How Netanyahu's plan to divide Palestinians using Hamas backfired
Israel's PM wanted Qatar's money to get to Hamas; he wanted to ensure Hamas stayed alive—all to avoid a stable Palestine state. Now, Israelis confront the flaws in his plan
When it comes to the Israeli–Palestinian conflict, the approach taken by Prime Minister Benjamin Netanyahu has been to reverently uphold the status quo.
Despite his famous Bar-Ilan speech in 2009, in which he agreed in principle to the establishment of a Palestinian state, Netanyahu's actions have shown that he, and indeed, his governments, are more interested in perpetuating the inner-Palestinian conflict between Hamas and the Palestine Liberation Organization — even at the price of keeping Hamas alive.
According to the right wing-conservative website Mida, Netanyahu told his Likud party in 2019 that allowing Qatari money to reach Hamas was key to preventing a Palestinian state.
"It's part of our strategy: to create a separation between the Palestinians in Gaza and in the West Bank," he said.
Over the years, large parts of Israeli society were rather indifferent to the prime minister's approach. In post-October 7 Israel, however, the situation has changed.
Different solutions needed
One of the most repeated phrases in Israel after the horrors of the October 7 Hamas terror attacks is 'shinui konsepzia', meaning 'conception change'. People expect solutions that differ from those offered to them up until October 6 from both sides of Israel's political divide.
And Netanyahu has failed to offer any such solutions so far.
It needs to be said, however, that, as pointed out by US Secretary of State Antony Blinken, large parts of Israeli society currently fail to believe that a solution to the conflict even exists.
Seeking opposing outcomes
As liberal and left-wing Israelis call for elections to take place and for Netanyahu to be replaced, his government, which includes far-right elements, is trying to make use of the war to reestablish the settlements that Israel evacuated in 2005 when it left Gaza.
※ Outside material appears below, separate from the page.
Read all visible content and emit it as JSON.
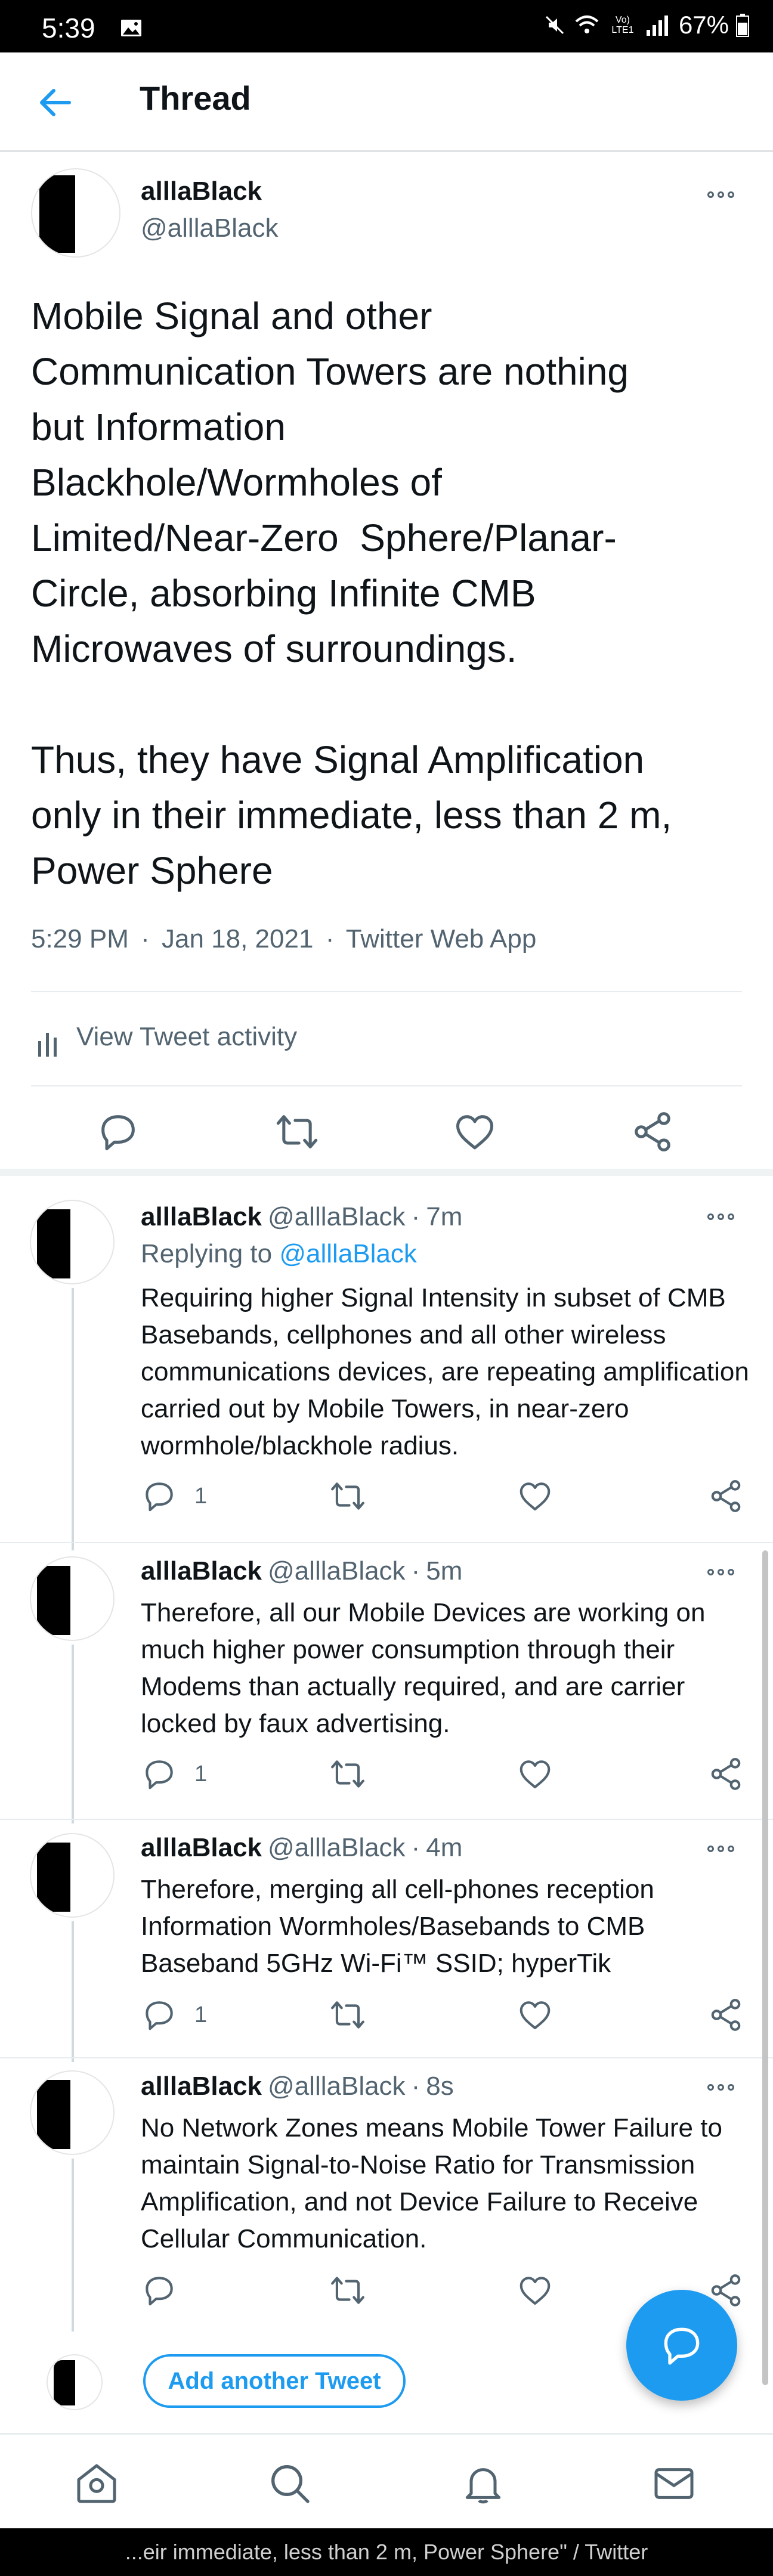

While Netanyahu himself has kept on repeating that Israel has no intention of doing that, his coalition partners, headed by the far-right national security minister, Itamar Ben-Gvir, have been going from one TV studio to another calling for solutions such as 'voluntary migration' of the Palestinians in Gaza.
Ben-Gvir's rise also reflects how Netanyahu has lost control over his government.
In the past, radical elements of Israel's right wing were clearly denounced by all other political parties, including Likud. Netanyahu openly supported Ben-Gvir — Israel's best-known far-right figure, twice convicted of supporting a terrorist organization — for the sake of his own political survival and has legitimised him in the process.
Now, polls show that while support for Netanyahu himself keeps on dwindling, Itamar Ben-Gvir's far-right Otzma Yehudit party is expected to receive even more parliamentary seats than its current six.
Whatever happens, Israeli society post-October 7 is going to be very, very different than it was on October 6, both politically and otherwise, and Netanyahu's most recent statements about Israel having to control the Gaza Strip the day after the war will be judged accordingly.
Netanyahu's place in history will be determined by two questions: Is Hamas still a threat to Israel? And can the hostages return safely?
If his government fails to fulfil the goals it has stated to the public, Netanyahu — Israel's longest-serving prime minister and a politician who has often said he'd like to be remembered as "Israel's defender" — will leave a legacy of bringing about the first war the country has lost.